Linç kültüründe ortak bir "nefret hedefi" etrafında birleşen grup üyeleri, kendilerini bir arada, doğru, üstün ve temiz hissederken; "öteki" yalnızca farklı değil, aynı zamanda tehlikeli olarak da algılanır. Bu algı, bir tür "ahlaki temizlik" yanılsaması yaratır: "Ben kirli değilim, kirli olan sensin." Bu
psikolojik çerçevede, dehümanizasyon ve imha arzusunun ortaya çıkmasına yönelik güçlü eğilimler gelişir. Nihayetinde bu durum, güçsüz bireylerin, kendilerini ezilmiş ya da değersiz hissettikleri sistemlere karşı duydukları gizli ve bastırılmış öfkenin açığa çıkmasına yol açar.

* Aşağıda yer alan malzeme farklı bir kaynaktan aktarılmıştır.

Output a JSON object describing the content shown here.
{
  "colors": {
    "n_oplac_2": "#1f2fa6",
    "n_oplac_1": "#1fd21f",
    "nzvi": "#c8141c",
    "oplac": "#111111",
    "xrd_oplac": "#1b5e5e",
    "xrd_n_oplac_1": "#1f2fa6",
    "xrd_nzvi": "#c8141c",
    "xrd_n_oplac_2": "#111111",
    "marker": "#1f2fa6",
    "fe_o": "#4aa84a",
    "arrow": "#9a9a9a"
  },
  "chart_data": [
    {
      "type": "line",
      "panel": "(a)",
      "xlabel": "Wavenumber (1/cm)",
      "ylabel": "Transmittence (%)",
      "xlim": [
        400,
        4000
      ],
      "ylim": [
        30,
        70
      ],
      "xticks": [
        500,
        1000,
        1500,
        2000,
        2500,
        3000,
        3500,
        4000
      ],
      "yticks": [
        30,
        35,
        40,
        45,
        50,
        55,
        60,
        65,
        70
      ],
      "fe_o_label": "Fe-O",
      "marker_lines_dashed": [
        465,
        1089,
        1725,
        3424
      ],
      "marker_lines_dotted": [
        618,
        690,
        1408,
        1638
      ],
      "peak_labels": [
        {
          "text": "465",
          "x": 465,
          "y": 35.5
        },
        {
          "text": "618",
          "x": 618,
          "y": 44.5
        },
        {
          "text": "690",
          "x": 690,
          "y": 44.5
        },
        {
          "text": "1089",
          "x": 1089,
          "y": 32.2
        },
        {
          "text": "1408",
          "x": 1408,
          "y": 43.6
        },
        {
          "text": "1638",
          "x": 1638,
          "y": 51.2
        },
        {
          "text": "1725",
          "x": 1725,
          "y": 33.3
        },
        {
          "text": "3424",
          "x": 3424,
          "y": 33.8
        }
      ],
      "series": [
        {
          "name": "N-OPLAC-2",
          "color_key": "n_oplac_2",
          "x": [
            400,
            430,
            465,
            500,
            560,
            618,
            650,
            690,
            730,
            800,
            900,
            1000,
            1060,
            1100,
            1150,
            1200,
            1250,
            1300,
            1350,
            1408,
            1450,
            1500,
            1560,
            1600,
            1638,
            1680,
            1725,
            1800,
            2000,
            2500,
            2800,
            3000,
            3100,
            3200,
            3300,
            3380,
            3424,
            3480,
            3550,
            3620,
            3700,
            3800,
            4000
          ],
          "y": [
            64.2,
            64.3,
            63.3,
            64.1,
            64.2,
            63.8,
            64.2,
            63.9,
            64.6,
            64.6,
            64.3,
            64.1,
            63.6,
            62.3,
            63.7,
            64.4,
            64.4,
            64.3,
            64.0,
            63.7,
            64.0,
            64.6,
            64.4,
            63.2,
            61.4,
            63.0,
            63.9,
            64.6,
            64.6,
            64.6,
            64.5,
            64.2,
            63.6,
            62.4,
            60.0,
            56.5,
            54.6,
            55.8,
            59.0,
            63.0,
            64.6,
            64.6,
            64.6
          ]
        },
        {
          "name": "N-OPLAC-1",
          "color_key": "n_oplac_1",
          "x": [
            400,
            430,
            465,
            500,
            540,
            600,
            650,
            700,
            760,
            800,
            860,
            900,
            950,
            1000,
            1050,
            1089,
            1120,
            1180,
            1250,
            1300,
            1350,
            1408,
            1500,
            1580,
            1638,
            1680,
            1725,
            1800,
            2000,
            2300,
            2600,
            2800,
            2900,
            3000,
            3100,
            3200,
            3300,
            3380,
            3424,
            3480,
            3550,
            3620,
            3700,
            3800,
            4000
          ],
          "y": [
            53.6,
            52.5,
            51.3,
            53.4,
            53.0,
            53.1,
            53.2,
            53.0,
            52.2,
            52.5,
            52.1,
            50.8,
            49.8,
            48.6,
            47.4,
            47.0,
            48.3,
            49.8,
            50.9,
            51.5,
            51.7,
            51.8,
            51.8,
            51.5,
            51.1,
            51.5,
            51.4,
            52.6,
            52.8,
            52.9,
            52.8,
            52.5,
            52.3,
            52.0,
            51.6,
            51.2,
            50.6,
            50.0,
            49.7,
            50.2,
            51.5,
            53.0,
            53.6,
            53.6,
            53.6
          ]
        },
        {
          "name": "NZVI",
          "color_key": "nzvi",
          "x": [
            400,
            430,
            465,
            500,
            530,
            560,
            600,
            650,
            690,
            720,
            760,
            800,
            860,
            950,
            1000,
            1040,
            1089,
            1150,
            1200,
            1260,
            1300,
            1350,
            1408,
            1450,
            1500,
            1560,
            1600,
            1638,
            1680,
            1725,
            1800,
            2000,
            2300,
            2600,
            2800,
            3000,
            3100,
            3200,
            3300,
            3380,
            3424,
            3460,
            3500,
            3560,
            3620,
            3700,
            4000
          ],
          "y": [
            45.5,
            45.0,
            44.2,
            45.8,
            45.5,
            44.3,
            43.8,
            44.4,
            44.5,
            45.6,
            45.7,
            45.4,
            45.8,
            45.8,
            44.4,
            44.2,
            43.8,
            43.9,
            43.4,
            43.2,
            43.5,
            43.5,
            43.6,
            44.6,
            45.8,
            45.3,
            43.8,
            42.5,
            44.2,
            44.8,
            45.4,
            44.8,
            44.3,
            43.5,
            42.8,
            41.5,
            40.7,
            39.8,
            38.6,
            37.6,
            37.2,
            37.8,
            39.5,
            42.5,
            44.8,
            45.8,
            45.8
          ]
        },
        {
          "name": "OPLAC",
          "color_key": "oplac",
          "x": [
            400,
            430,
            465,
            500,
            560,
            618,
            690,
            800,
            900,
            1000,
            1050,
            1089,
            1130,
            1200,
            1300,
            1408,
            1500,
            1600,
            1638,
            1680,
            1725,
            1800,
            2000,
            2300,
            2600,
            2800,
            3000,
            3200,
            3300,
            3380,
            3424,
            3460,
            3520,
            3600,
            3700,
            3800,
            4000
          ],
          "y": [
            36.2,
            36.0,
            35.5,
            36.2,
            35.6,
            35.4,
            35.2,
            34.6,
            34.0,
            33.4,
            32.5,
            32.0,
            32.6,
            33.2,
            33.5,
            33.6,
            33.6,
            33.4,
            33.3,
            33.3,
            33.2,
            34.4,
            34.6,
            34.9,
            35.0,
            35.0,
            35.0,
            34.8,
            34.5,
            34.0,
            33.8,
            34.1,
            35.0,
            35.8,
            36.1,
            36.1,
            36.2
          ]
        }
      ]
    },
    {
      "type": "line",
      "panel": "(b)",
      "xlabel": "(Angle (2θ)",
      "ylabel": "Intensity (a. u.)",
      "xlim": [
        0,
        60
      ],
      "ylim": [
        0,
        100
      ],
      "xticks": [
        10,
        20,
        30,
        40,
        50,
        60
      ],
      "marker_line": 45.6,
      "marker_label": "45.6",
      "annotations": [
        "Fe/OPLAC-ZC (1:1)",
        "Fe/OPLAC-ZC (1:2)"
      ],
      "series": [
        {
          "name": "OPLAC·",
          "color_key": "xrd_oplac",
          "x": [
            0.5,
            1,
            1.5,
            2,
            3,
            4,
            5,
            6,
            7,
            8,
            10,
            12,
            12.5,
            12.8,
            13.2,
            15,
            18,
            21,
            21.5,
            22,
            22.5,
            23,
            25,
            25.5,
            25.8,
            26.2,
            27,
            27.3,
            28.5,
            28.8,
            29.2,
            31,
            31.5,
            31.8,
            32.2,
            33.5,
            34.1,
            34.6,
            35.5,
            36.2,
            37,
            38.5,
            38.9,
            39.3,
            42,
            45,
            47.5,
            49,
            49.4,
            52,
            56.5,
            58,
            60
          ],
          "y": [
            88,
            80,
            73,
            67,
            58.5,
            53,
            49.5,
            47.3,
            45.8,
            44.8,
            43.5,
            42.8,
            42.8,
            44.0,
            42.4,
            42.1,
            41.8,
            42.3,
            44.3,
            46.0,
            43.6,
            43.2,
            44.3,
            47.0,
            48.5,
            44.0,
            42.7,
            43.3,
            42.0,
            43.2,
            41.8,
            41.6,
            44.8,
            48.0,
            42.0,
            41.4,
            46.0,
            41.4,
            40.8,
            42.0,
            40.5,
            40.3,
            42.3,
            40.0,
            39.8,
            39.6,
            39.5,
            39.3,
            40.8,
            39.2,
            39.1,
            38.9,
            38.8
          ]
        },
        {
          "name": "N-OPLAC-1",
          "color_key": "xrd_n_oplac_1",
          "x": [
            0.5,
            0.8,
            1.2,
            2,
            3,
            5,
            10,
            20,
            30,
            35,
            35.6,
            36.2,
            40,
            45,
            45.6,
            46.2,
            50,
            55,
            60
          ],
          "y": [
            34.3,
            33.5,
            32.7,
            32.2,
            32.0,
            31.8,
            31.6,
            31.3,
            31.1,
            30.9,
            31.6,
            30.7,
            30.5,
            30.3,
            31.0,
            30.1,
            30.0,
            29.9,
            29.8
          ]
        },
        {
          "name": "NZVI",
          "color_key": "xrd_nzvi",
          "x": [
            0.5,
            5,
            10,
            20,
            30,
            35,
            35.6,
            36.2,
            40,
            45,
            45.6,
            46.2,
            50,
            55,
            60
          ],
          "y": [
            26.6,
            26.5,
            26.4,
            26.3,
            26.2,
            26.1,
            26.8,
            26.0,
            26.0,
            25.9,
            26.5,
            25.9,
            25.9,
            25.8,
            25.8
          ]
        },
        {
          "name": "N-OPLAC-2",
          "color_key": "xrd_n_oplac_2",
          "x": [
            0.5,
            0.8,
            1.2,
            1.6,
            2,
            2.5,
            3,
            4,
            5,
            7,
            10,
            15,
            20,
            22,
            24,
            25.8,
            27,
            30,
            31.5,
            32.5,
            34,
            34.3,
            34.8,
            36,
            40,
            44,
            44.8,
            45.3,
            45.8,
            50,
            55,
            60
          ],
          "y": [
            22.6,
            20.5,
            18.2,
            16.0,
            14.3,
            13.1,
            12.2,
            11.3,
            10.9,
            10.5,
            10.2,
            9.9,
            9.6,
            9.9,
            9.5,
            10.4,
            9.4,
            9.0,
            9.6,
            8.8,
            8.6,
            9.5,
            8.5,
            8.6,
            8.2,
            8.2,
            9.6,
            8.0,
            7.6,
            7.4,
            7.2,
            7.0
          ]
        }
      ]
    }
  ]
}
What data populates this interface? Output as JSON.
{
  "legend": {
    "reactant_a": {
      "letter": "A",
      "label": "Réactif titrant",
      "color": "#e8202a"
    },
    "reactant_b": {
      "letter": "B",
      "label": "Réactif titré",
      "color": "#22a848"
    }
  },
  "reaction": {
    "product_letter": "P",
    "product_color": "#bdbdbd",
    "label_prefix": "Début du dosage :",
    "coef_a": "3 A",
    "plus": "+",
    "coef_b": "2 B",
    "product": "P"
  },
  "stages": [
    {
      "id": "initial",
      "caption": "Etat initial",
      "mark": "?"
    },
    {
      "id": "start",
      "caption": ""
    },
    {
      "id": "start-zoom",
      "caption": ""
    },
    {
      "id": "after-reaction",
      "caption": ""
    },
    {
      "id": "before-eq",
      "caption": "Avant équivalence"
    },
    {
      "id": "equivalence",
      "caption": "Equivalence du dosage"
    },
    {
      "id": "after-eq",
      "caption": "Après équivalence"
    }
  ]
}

Linç kültürü, bireylerin doğrudan erişemedikleri güç veya adalet mekanizmalarına karşı simgesel bir iktidar kurma biçimi olarak işler. Bu süreçte temel itici güç çoğu zaman bastırılmış olan hınç duygusu olarak ortaya çıkar: "Benim yaşadığım adaletsizliklerin hesabını başkasından sorma hakkını kendimde buluyorum." diyerek bu durumu meşrulaştırır. Hınç duygusu dikey eleştiriden (iktidar, sistem, kurumlar) zamanla yatay hedeflere (bireyler, kültürel figürler, akademisyenler) doğru yönelir. Böylece, eleştiri yerini cezalandırmaya; adalet talebi ise yerini öç alma dürtüsüne bırakır.
Ne yapmalıyız?
"Elimden gelse Müslüman Doğu'daki tüm mekteplere eleştirel düşünme dersleri koyardım" diyen Aliya İzzetbegoviç'in sözüne kulak vermeliyiz. Bu doğrultuda günümüz gençlerine interneti güvenli ve bilinçli bir şekilde kullanmayı öğretmek, linç kültürü gibi yıkıcı dijital eğilimlerle başa çıkabilmenin en etkili yollarından biri olacaktır. Bu süreçte gerçek ve yanlış bilgi arasında nasıl ayrım yapılacağı, gazetecilik ile savunuculuk veya eğlence arasındaki farklar eleştirel akılcılık süzgecinden geçirilerek öğretilmelidir. Eleştirel düşünce, dogmatik ideolojilere ve peşin hükümlere karşı durarak, bireylerin olayları ve fikirleri farklı açılardan değerlendirmelerini ve daha bilinçli kararlar almalarını sağlar.
Bilgi çağında yaşadığımız bu dönemde doğru ve yanlış bilgiyi ayırt etmek ve güvenilir kaynakları belirlemek için eleştirel düşünce becerileri hayati önem taşır. Dahası, eleştirel düşünce, bireyleri korumakla kalmaz; aynı zamanda sürekli öğrenmeye ve kendini geliştirmeye de teşvik eder. İnsanların hatalarından ders çıkarmaları, yeni bilgiler edinmeleri ve dünya görüşlerini sürekli olarak güncellemeleri ancak böyle zihinsel bir eylemle mümkündür. Bu çabayı destekleyen en sağlam temellerden biri de Kur'an'ın defalarca tekrarladığı "akletmez misiniz?" çağrısında saklıdır. Bu çağrıya kulak vererek, ezberden arınmış özgür bir düşünce ile akletmeye başlamak sanırım atılacak en doğru adım olacaktır.